DINOv2: Learning Robust Visual Features without Supervision
Oquab, Maxime, et al. "Dinov2: Learning robust visual features without supervision." arXiv preprint arXiv:2304.07193 (2023).
참고:
- https://aipapersacademy.com/dinov2-from-meta-ai-finally-a-foundational-model-in-computer-vision/
- https://arxiv.org/pdf/2304.07193
Contents
- Introduction
- How to use DINO v2
- DINO v2 Models Distillation
- SSL with Large Curated Data
- Pixel Level Understanding
1. Introduction
DINOv2
- Computer vision model from Meta AI
- Foundational model
- Pretrained ViT model (1B params)
2. How to use DINO v2
Load it using pytorch code from DINOv2 GitHub page.)
import torch
dinov2_vits14 = torch.hub.load('facebookresearch/dinov2', 'dinov2_vits14')
dinov2_vitb14 = torch.hub.load('facebookresearch/dinov2', 'dinov2_vitb14')

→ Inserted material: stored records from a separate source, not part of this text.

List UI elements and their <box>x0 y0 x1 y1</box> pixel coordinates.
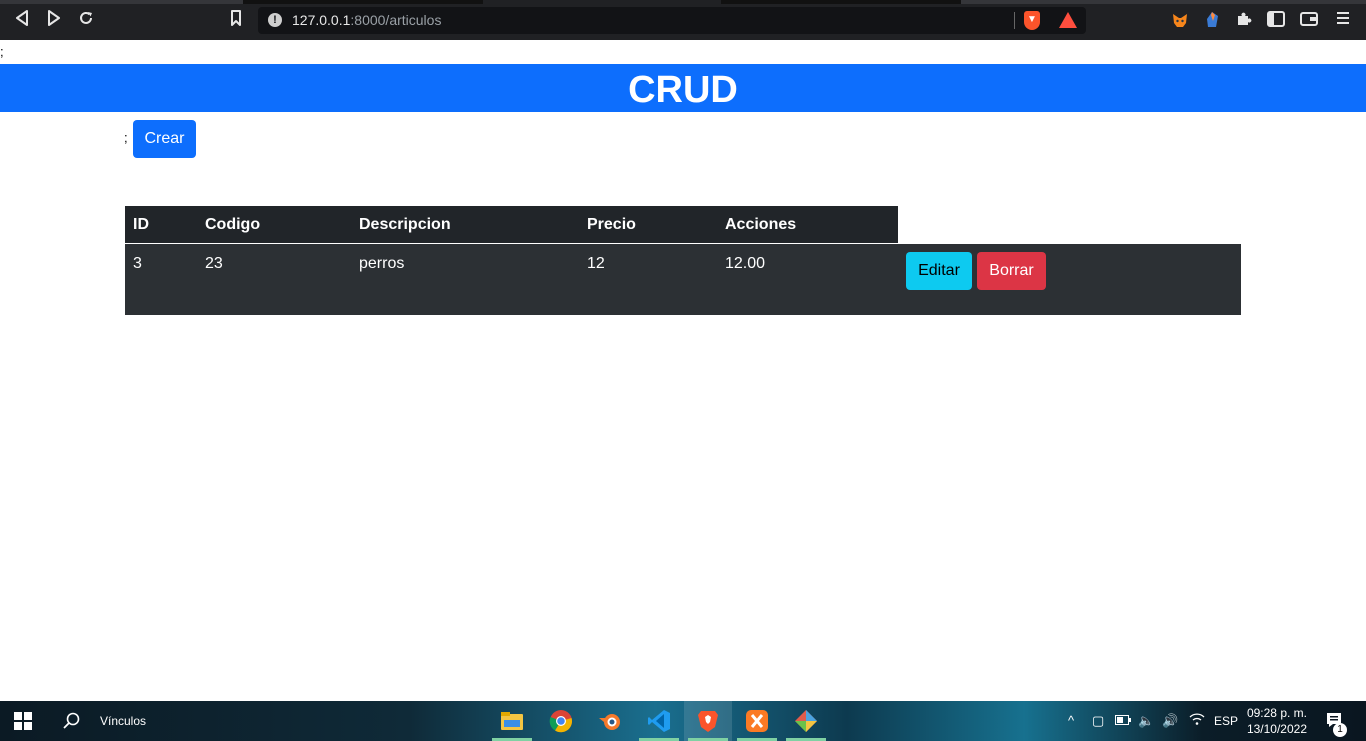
clock-time: 09:28 p. m. <box>1246 706 1307 720</box>
cell-precio: 12 <box>587 255 605 272</box>
search-icon[interactable] <box>62 711 82 731</box>
address-bar[interactable]: ! 127.0.0.1:8000/articulos ▼ <box>258 7 1086 34</box>
back-icon[interactable] <box>12 10 32 30</box>
blender-icon[interactable] <box>598 709 622 733</box>
chrome-icon[interactable] <box>549 709 573 733</box>
vscode-icon[interactable] <box>647 709 671 733</box>
tab-active[interactable] <box>483 0 721 4</box>
extensions-puzzle-icon[interactable] <box>1235 11 1253 29</box>
wifi-icon[interactable] <box>1189 713 1205 729</box>
reload-icon[interactable] <box>76 10 96 30</box>
page-header: CRUD <box>0 64 1366 112</box>
file-explorer-icon[interactable] <box>500 709 524 733</box>
menu-icon[interactable] <box>1334 11 1352 29</box>
meet-now-icon[interactable]: ▢ <box>1092 713 1104 729</box>
table-header-row: ID Codigo Descripcion Precio Acciones <box>125 206 898 243</box>
sidebar-icon[interactable] <box>1267 11 1285 29</box>
create-button[interactable]: Crear <box>133 120 196 158</box>
cell-price-decimal: 12.00 <box>725 255 766 272</box>
battery-icon[interactable] <box>1115 713 1131 729</box>
forward-icon[interactable] <box>44 10 64 30</box>
wallet-icon[interactable] <box>1300 11 1318 29</box>
column-header-id: ID <box>133 216 149 233</box>
volume-icon[interactable]: 🔊 <box>1162 713 1178 729</box>
extension-blue-icon[interactable] <box>1203 11 1221 29</box>
url-host: 127.0.0.1 <box>292 12 351 28</box>
column-header-precio: Precio <box>587 216 636 233</box>
taskbar: Vínculos ^ ▢ 🔈 🔊 ESP 09:28 p. m. 13/10/2… <box>0 701 1366 741</box>
windows-start-icon[interactable] <box>14 712 32 730</box>
edit-button[interactable]: Editar <box>906 252 972 290</box>
brave-rewards-icon[interactable] <box>1059 12 1077 28</box>
url-text[interactable]: 127.0.0.1:8000/articulos <box>292 12 441 28</box>
url-path: :8000/articulos <box>350 12 442 28</box>
address-divider <box>1014 12 1015 29</box>
stray-semicolon: ; <box>0 44 4 59</box>
show-hidden-icons-icon[interactable]: ^ <box>1068 713 1074 729</box>
column-header-acciones: Acciones <box>725 216 797 233</box>
tab-strip <box>0 0 1366 4</box>
bookmark-icon[interactable] <box>226 10 246 30</box>
taskbar-toolbar-label[interactable]: Vínculos <box>100 713 146 729</box>
cell-id: 3 <box>133 255 142 272</box>
browser-toolbar: ! 127.0.0.1:8000/articulos ▼ <box>0 0 1366 40</box>
speaker-icon[interactable]: 🔈 <box>1138 713 1154 729</box>
clock-date: 13/10/2022 <box>1246 722 1307 736</box>
input-language[interactable]: ESP <box>1214 713 1238 729</box>
table-row: 3 23 perros 12 12.00 Editar Borrar <box>125 244 1241 315</box>
git-tool-icon[interactable] <box>794 709 818 733</box>
column-header-codigo: Codigo <box>205 216 261 233</box>
brave-icon[interactable] <box>696 709 720 733</box>
tab[interactable] <box>243 0 483 4</box>
brave-shield-icon[interactable]: ▼ <box>1024 11 1040 30</box>
delete-button[interactable]: Borrar <box>977 252 1046 290</box>
notification-badge: 1 <box>1333 723 1347 737</box>
xampp-icon[interactable] <box>745 709 769 733</box>
stray-semicolon-inline: ; <box>124 130 128 145</box>
column-header-descripcion: Descripcion <box>359 216 451 233</box>
cell-codigo: 23 <box>205 255 223 272</box>
metamask-icon[interactable] <box>1171 11 1189 29</box>
site-info-icon[interactable]: ! <box>268 13 282 27</box>
cell-descripcion: perros <box>359 255 405 272</box>
tab[interactable] <box>721 0 961 4</box>
page-title: CRUD <box>628 69 738 111</box>
taskbar-clock[interactable]: 09:28 p. m. 13/10/2022 <box>1240 705 1307 737</box>
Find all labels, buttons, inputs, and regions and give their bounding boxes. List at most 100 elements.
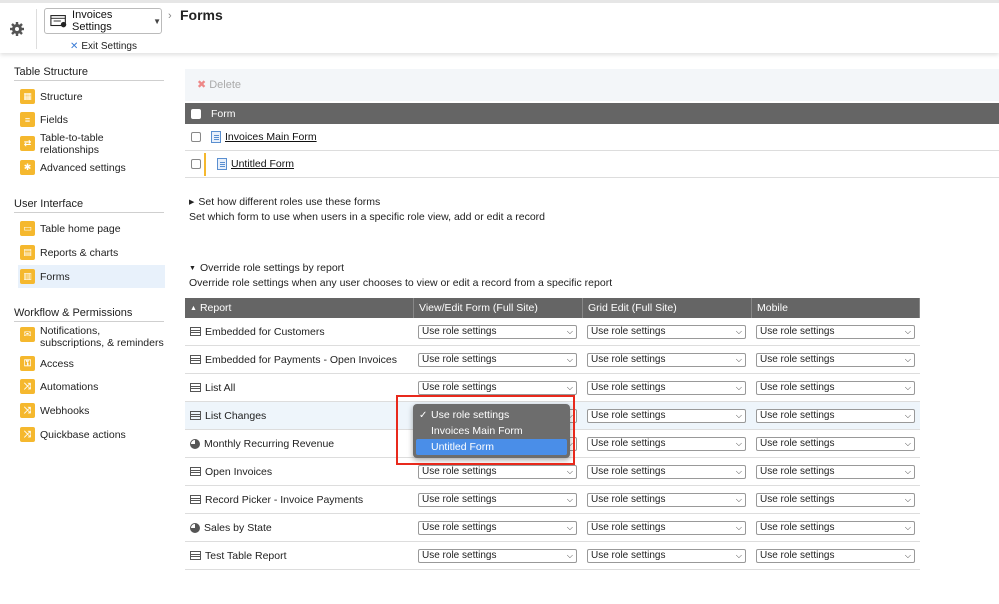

dinov2_vitl14 = torch.hub.load('facebookresearch/dinov2', 'dinov2_vitl14')
dinov2_vitg14 = torch.hub.load('facebookresearch/dinov2', 'dinov2_vitg14')
3. DINO v2 Models Distillation
Teacher-student distillation
- (Teacher) Large pretrained DINOv2 model \(\rightarrow\) Freeze
- (Student) Smaller model \(\rightarrow\) Train
Distillation process
- Aims to minimize the difference between the embeddings
Findings: Better results with distillation (comparing to training smaller models from scratch)
- (In practice) Use multiple students (use the average values)
4. SSL with Large Curated Data
(Model size) DINOv2 > DINO
\(\rightarrow\) Need for more training data to train DINOv2 using SSL!
How to increase data size?
(Previous works) Increase uncurated data size with SSL
\(\rightarrow\) Drop in quality
-
(DINOv2) Automated pipeline to create a curated dataset
\(\rightarrow\) Key factor for reaching SOTA
# of Data
- Starts from 25 sources of data that include 1.2 B images
- Results with 142M curated images.
Curation pipeline: Multiple filtering steps
- (Original uncurated dataset) Lot of cat images (comparing to non-cat images)
- Good in cat
- Bad in other domains
\(\rightarrow\) Solution: clustering
-
Grouping images based on similarities
-
Sample from each group a similar number of images
\(\rightarrow\) Enable to create a smaller but more diverse dataset!
5. Pixel Lvel Understanding
Remarkable capability to grasp pixel level information!